Non basta. Qui mica s’amministra un condominio, mica possiamo contentarci della nuova tastiera al citofono, serve una politica che indichi un modello cui tendere e la coerenza dei passi da compiersi. Prendiamo l’esempio della scuola: le riforme sono state impostate bene, l’introduzione della valutazione per merito nella carriera degli insegnanti è cosa buona e giusta, ma poi s’annuncia l’assunzione di tutti i precari in otto anni, e buona notte al secchio. Diciamo che, per almeno altri dieci anni, la scuola italiana sarà condannata a restare chiusa nel suo passato. Gli studenti continueranno ad essere in fondo alle classifiche internazionali.

La spesa resterà concentrata nel personale. Il resto sono parole. Interessanti, suggestive, utili ai dibatti, ma parole. Del resto, basta una protesta dei precari per bloccare lo stretto di Messina, e figuratevi se le forze dell’ordine ricevono l’ordine d’intervenire per sgomberare.

Così non si vive, si sopravvive. E ci si gira anche un film, pagato con i soldi delle tasse e che racconta un sacco di luoghi comuni sciocchi, come se i precari fossero figli della cattiveria di chi amministra anziché d’un mercato che non s’aggiorna.
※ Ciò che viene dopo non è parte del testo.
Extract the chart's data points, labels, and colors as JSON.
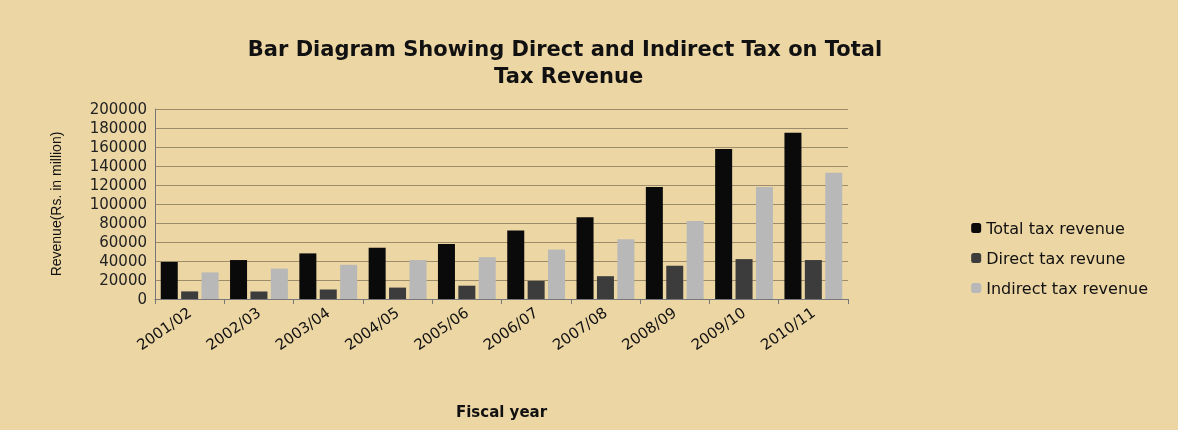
{
  "chart_data": {
    "type": "bar",
    "title": "Bar Diagram Showing Direct and Indirect Tax on Total Tax Revenue",
    "xlabel": "Fiscal year",
    "ylabel": "Revenue(Rs. in million)",
    "categories": [
      "2001/02",
      "2002/03",
      "2003/04",
      "2004/05",
      "2005/06",
      "2006/07",
      "2007/08",
      "2008/09",
      "2009/10",
      "2010/11"
    ],
    "series": [
      {
        "name": "Total tax revenue",
        "color": "#0a0a0a",
        "values": [
          39000,
          41000,
          48000,
          54000,
          58000,
          72000,
          86000,
          118000,
          158000,
          175000
        ]
      },
      {
        "name": "Direct tax revune",
        "color": "#3c3c3c",
        "values": [
          8000,
          8000,
          10000,
          12000,
          14000,
          19000,
          24000,
          35000,
          42000,
          41000
        ]
      },
      {
        "name": "Indirect tax revenue",
        "color": "#b8b8b8",
        "values": [
          28000,
          32000,
          36000,
          41000,
          44000,
          52000,
          63000,
          82000,
          118000,
          133000
        ]
      }
    ],
    "ylim": [
      0,
      200000
    ],
    "yticks": [
      0,
      20000,
      40000,
      60000,
      80000,
      100000,
      120000,
      140000,
      160000,
      180000,
      200000
    ],
    "grid": "y",
    "legend": "right"
  }
}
Bersani vuol fare le riforme? Non gliele fecero fare neanche quando era al governo. La lenzuolata (perché non ne parla più?) l’appoggiammo noi e la smontarono i suoi. Poi arrivò il centro destra, capace di rinverdire un antico costume nazionale: le controriforme senza aver fatto le riforme (si veda, sempre ad esempio, la ventilata legge sulla professione forense). Vuole il governo di transizione, Bersani, ma transizione a che?
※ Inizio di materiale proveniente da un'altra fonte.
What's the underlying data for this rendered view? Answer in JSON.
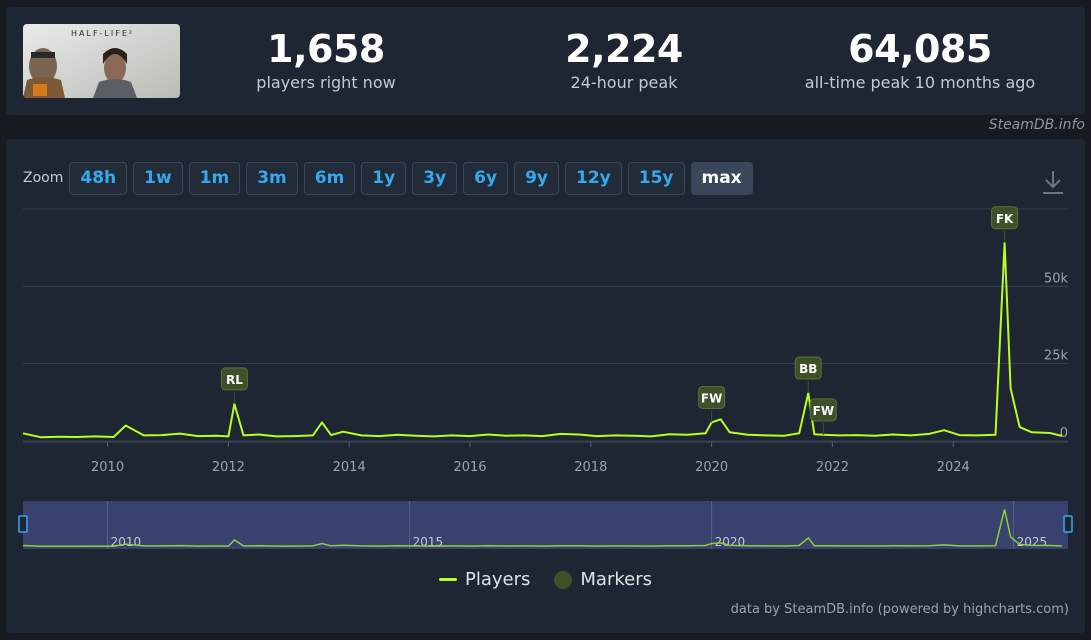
{
  "stats": {
    "thumbnail_alt": "HALF-LIFE²",
    "current": {
      "value": "1,658",
      "label": "players right now"
    },
    "peak_24h": {
      "value": "2,224",
      "label": "24-hour peak"
    },
    "all_time": {
      "value": "64,085",
      "label": "all-time peak 10 months ago"
    }
  },
  "watermark": "SteamDB.info",
  "zoom": {
    "label": "Zoom",
    "buttons": [
      "48h",
      "1w",
      "1m",
      "3m",
      "6m",
      "1y",
      "3y",
      "6y",
      "9y",
      "12y",
      "15y",
      "max"
    ],
    "active": "max"
  },
  "legend": {
    "players": "Players",
    "markers": "Markers"
  },
  "credits": "data by SteamDB.info (powered by highcharts.com)",
  "colors": {
    "line": "#b6ff1f",
    "marker": "#3e5028",
    "navigator_bg": "#39416f",
    "zoom_text": "#35a9ee"
  },
  "chart_data": {
    "type": "line",
    "series": [
      {
        "name": "Players",
        "x": [
          2008.6,
          2008.9,
          2009.2,
          2009.5,
          2009.8,
          2010.1,
          2010.3,
          2010.6,
          2010.9,
          2011.2,
          2011.5,
          2011.8,
          2012.0,
          2012.1,
          2012.25,
          2012.5,
          2012.8,
          2013.1,
          2013.4,
          2013.55,
          2013.7,
          2013.9,
          2014.2,
          2014.5,
          2014.8,
          2015.1,
          2015.4,
          2015.7,
          2016.0,
          2016.3,
          2016.6,
          2016.9,
          2017.2,
          2017.5,
          2017.8,
          2018.1,
          2018.4,
          2018.7,
          2019.0,
          2019.3,
          2019.6,
          2019.9,
          2020.0,
          2020.15,
          2020.3,
          2020.6,
          2020.9,
          2021.2,
          2021.45,
          2021.6,
          2021.7,
          2021.85,
          2022.1,
          2022.4,
          2022.7,
          2023.0,
          2023.3,
          2023.6,
          2023.85,
          2024.1,
          2024.4,
          2024.7,
          2024.85,
          2024.95,
          2025.1,
          2025.3,
          2025.6,
          2025.8
        ],
        "values": [
          2500,
          1200,
          1400,
          1300,
          1500,
          1300,
          5000,
          1800,
          1900,
          2400,
          1600,
          1700,
          1500,
          12000,
          1800,
          2100,
          1500,
          1600,
          1800,
          6000,
          1900,
          3000,
          1800,
          1600,
          2000,
          1700,
          1500,
          1800,
          1600,
          2100,
          1700,
          1800,
          1600,
          2300,
          2100,
          1600,
          1800,
          1700,
          1500,
          2200,
          2000,
          2500,
          6000,
          7000,
          2800,
          2000,
          1800,
          1700,
          2500,
          15500,
          2200,
          2000,
          1800,
          1900,
          1700,
          2100,
          1800,
          2300,
          3500,
          1900,
          1800,
          2000,
          64085,
          17000,
          4500,
          2800,
          2600,
          1658
        ]
      }
    ],
    "markers": [
      {
        "label": "RL",
        "x": 2012.1
      },
      {
        "label": "FW",
        "x": 2020.0
      },
      {
        "label": "BB",
        "x": 2021.6
      },
      {
        "label": "FW",
        "x": 2021.85
      },
      {
        "label": "FK",
        "x": 2024.85
      }
    ],
    "xlim": [
      2008.6,
      2025.9
    ],
    "ylim": [
      0,
      75000
    ],
    "x_ticks": [
      "2010",
      "2012",
      "2014",
      "2016",
      "2018",
      "2020",
      "2022",
      "2024"
    ],
    "y_ticks": [
      "0",
      "25k",
      "50k"
    ],
    "navigator_ticks": [
      "2010",
      "2015",
      "2020",
      "2025"
    ],
    "grid": true,
    "legend_position": "bottom-center"
  }
}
Eppure, anziché cincischiare nel nulla, anziché ottenere il non risultato di un governo che cala nei sondaggi assieme all’opposizione (ma ci pensate?), anziché esporsi al pubblico ludibrio di una minoranza che tira un sospiro di sollievo se si evita di tornare a votare, Bersani, o chi per lui, avrebbe un’occasione politica servita su un piatto d’argento: il governo impallato gli consente di opporsi, da una parte, al reiterato tentativo, semi-golpistico, di non riconoscere il valore del voto popolare, ma, dall’altra, di ricordare che il consenso non basta, che non basta nemmeno cambiare la legge che lo calcola (il sistema elettorale) e che servono riforme costituzionali, offrendo una sede costituente, eletta o nominata, nella quale dare forma alla terza Repubblica. Se ne ricorderebbero, di Bersani (o di chi per lui), perché resterebbe nella memoria come colui il quale chiuse il passato della sinistra comunista e dischiuse il futuro a una forza legittimata ad aspirare al voto maggioritario degli italiani.

Il guaio è che a molti politici italiani, come a tanti cineasti, non interessa il successo reale del loro mestiere e del loro mercato, ma solo le norme e i quattrini che servano a mantenerli pasciuti e riveriti. Meritevoli d’onori effimeri e successivo oblio.